Création : Endemol a le premier catalogue de formats dans le monde, dont beaucoup de formats originaux (50% des programmes français sont des créations françaises). Si certaines sont des adaptations, par exemple de Bigbrother comme le furent Loft Story ou Secret Story, une quinzaine de créateurs travaillent au sein d’Endemol à de nouvelles histoires.
En 2009, Virginie Calmels a mis en place une charte déontologique. Il s’agit d’encadrer et d’accompagner ce genre de production.
Samuel Kissous, Président de Pernel Media, rappelle qu’il est plus fréquent aujourd’hui de vendre un format qu’une création originale. Il signale également que la France est en crise : 50% du marché mondial des formats est détenu par les Anglais. 15-20% viennent des Pays-Bas. 15-20% : des Etats-Unis. La France détient quant à elle moins de 5% de ce capital créatif. Samuel Kissous met en avant la structure du marché français, très concurrentiel, ainsi que des éléments législatifs. Il signale notamment la réglementation anglaise qui permet aux producteurs de détenir les droits de leur création. Si un producteur anglais crée un format pour une chaîne, il retient les droits pour l’exportation. Ceci a favorisé l’essor de productions indépendantes et le développement d’un tissu créatif plus libre. Il y a également un écart dans l’investissement en recherche et développement ; en effet, la création de formats nécessite des investissements lourds en amont. Sur ce plan, la France se situe en-dessous de 3% des investissements totaux, par rapport à l’Angleterre, avec plus de 10%.
Néanmoins, Samuel Kissous remarque une ouverture depuis trois ans, notamment motivée par l’arrivée des chaînes de la TNT qui, si elles favorisent encore les formats étrangers (plus rassurants pour elle), tentent des approches nouvelles. Il se réjouit également de l’ouverture des chaînes publiques de France Télévisions à la téléréalité, qui devrait susciter la concurrence et pousser à la création.
Il prône la création d’un fonds d’aide à la création, qui pourrait également toucher le domaine de la téléréalité. L’objectif : développer la création, en France. Le Club Galilée va participer à la réflexion sur ce sujet.
Un genre unique et matriciel
La téléréalité est aussi fabriquée autrement par rapport à d’autres genres.
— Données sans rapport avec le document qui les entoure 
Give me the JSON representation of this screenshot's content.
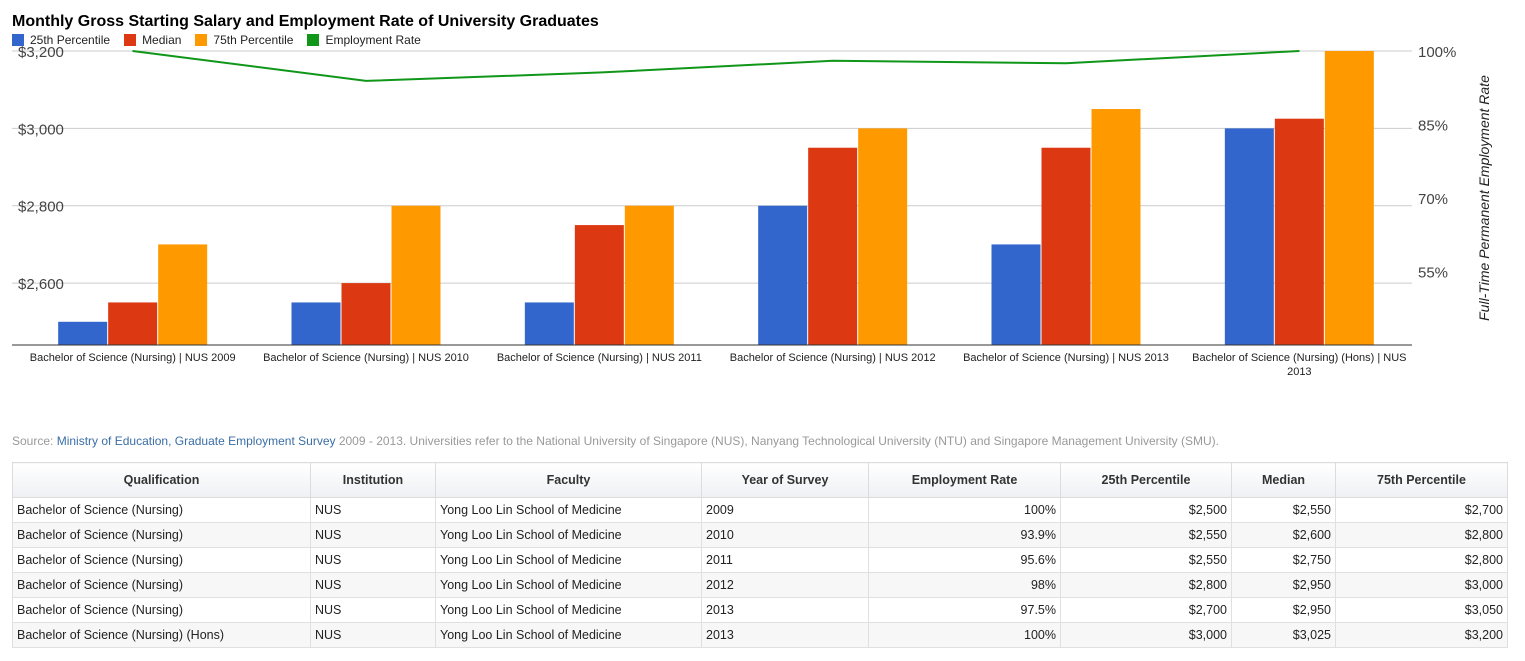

Logistique, mouvements de caméra, montage… répondent à des règles différentes. Par exemple, Qui veut épouser mon fils ? est un programme tourné comme un documentaire et monté comme une série (ce qui la rend addictif).
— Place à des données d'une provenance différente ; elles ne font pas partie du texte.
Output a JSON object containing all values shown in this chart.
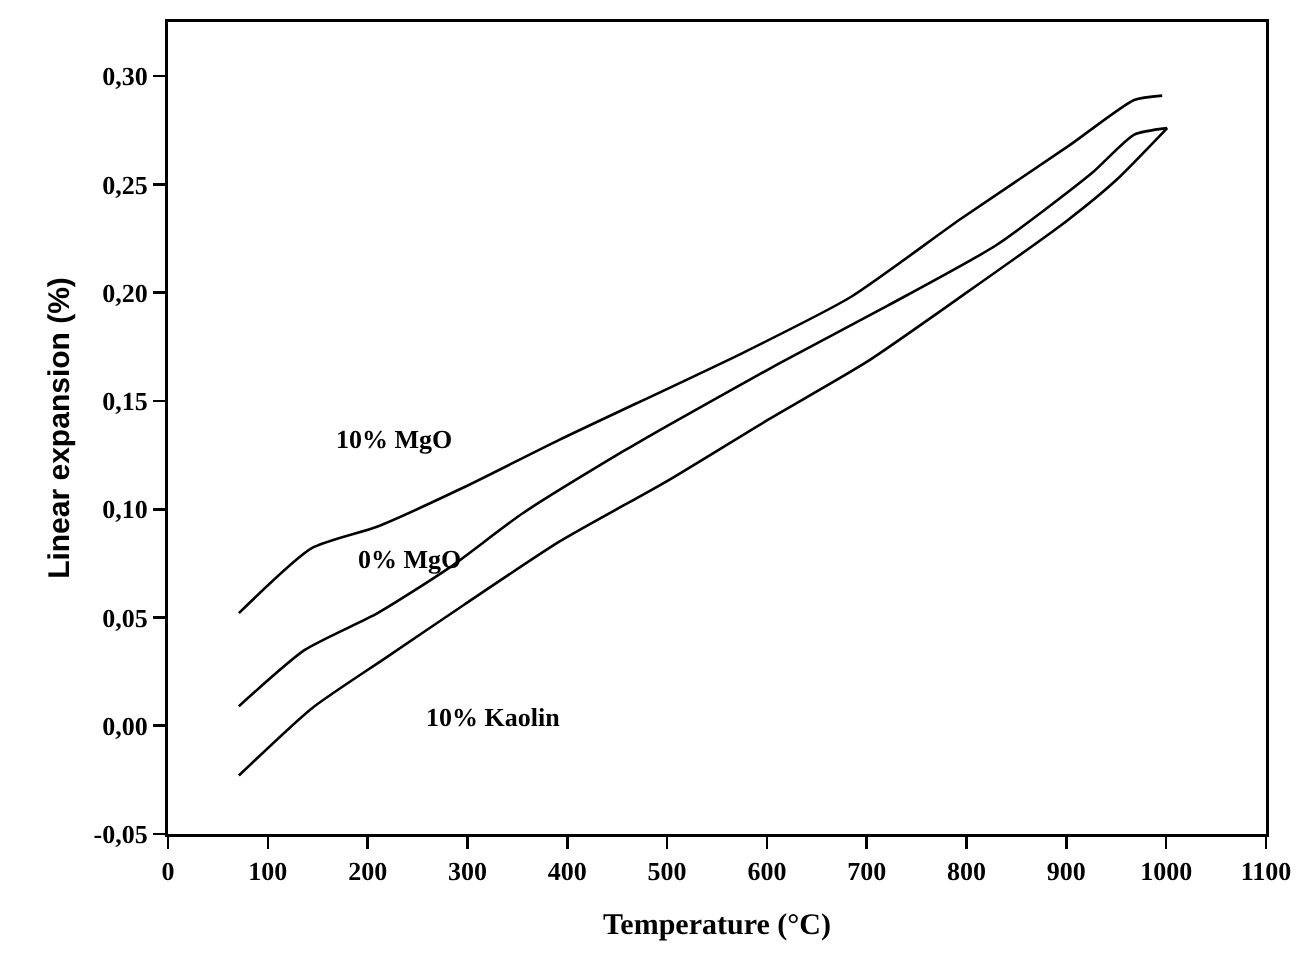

La téléréalité coûte cher : un programme tel que Koh Lanta a coûté 8 millions d’Euros. En moyenne, une émission coûte 5 millions d’Euros. Le budget Star Academy est plus important qu’un gros film français. Un programme comme L’Ile de la Tentation a impliqué 120 personnes, douze caméras et donc douze ingénieurs du son, caméramen, assistants et journalistes. Ce sont des programmes chers (notamment par rapport aux jeux télévisés standards), qui engendrent des emplois et un gros flux économique.
Le financement sur Internet passe néanmoins encore par le contrôle de la marque (via le brand content / le placement produit) ou via le financement de la déclinaison antenne et, donc, l’économie de la télévision.
Il y a bien un savoir-faire dans le développement de formats de téléréalité, en France, qui peut avoir une résonance mondiale via l’exportation de formats à l’étranger.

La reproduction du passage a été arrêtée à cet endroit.